The Phoblographer doesn’t condone pixel peeping, but here is an example of a scene that you can check out for yourself. This orange baby is a newborn and I was tipped off to it by the staff when they saw my lens. When you zoom all the way in, you can see the baby’s face and eyes with ease. You can also see the mom’s.
That’s some real sharpness even while firing the image through haze.
Extra Image Samples
- Can fit into the top section of a backpack
- Fast focusing
- Beautiful image quality
- Gorgeous bokeh
- Weather sealing
- Pricey at $5,999.00
The Fujifilm XF 200mm f2 OIS WR deserves our Editor’s Choice award not only for a fantastic image quality that it can offer, but also for the weather sealing and reliability. Everything worked just as it should, and in my more recent tests vs some competing products I’m shocked at how great the entire system is compared to companies that arguably have been doing this for longer than Fujifilm has. The X series is still very young and Fujifilm’s foray into professional APS-C cameras is even younger. For what they created, I’m floored.

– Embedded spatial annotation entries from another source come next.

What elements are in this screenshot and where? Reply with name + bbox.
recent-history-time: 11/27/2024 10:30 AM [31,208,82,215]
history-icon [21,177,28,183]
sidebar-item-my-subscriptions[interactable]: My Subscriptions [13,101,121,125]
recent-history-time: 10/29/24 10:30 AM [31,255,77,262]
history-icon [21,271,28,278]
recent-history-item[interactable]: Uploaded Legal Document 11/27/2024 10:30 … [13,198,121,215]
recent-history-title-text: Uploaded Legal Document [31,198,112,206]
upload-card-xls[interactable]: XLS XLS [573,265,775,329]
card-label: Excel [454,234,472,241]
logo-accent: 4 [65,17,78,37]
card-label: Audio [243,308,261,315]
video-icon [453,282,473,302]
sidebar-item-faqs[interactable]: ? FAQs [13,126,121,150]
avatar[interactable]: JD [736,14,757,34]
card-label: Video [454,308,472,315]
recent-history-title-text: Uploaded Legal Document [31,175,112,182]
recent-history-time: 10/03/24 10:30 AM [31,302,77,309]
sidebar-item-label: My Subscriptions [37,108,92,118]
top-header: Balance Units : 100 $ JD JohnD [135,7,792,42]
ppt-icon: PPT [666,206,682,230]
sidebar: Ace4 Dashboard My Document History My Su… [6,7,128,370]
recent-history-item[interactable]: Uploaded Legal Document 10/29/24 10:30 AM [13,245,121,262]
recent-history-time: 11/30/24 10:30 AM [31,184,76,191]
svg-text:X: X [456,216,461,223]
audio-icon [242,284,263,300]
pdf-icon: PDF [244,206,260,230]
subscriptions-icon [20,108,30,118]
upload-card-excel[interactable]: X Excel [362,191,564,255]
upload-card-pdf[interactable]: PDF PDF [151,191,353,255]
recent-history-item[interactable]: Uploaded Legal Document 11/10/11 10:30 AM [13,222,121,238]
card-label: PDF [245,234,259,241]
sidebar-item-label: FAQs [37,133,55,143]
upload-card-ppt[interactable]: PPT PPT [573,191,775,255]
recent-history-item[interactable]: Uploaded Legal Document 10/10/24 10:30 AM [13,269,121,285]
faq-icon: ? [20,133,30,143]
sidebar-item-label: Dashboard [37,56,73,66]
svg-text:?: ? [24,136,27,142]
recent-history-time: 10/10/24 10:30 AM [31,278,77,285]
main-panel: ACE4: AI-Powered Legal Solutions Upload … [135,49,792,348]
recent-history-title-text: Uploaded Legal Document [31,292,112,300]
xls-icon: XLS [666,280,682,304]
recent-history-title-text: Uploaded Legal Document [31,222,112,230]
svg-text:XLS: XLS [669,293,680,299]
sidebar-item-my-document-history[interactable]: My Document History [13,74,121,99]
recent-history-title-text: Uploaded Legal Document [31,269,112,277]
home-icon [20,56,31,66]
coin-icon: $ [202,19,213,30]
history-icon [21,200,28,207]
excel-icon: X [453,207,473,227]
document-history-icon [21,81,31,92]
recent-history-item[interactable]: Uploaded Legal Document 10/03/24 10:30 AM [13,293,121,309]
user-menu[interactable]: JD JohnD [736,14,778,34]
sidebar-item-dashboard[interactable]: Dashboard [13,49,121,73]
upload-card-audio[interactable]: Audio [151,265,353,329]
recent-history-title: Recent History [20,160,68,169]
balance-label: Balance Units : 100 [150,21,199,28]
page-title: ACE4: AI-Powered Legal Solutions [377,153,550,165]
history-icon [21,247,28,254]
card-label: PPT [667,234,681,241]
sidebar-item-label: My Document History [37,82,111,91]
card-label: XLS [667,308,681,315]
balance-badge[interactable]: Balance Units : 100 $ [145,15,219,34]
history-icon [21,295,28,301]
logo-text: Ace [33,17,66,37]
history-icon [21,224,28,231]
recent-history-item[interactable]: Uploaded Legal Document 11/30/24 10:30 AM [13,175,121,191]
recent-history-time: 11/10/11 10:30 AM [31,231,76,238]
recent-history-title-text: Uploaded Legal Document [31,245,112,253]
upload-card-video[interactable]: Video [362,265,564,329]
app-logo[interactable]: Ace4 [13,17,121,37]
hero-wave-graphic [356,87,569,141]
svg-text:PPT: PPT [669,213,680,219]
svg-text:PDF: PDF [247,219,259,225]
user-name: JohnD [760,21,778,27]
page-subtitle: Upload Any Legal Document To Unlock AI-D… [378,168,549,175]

Of course, all this comes at a steep price tag. So who would buy this lens? Honestly, if I were into wildlife photography for money, I wouldn’t hesitate for a second. Fujifilm’s weather sealing, battery performance, light weight, and reliability are the right combination that Sony doesn’t really have. Canon and Nikon? Go ahead: your back is going to hurt a whole lot afterward. Olympus? They don’t have quite the high ISO image quality that we’d demand. But APS-C is just right when it comes to depth of field and size.
For that, the Fujifilm XF 200mm f2 OIS WR deserves our highest praise of 5 out of 5 stars and our Editor’s Choice award.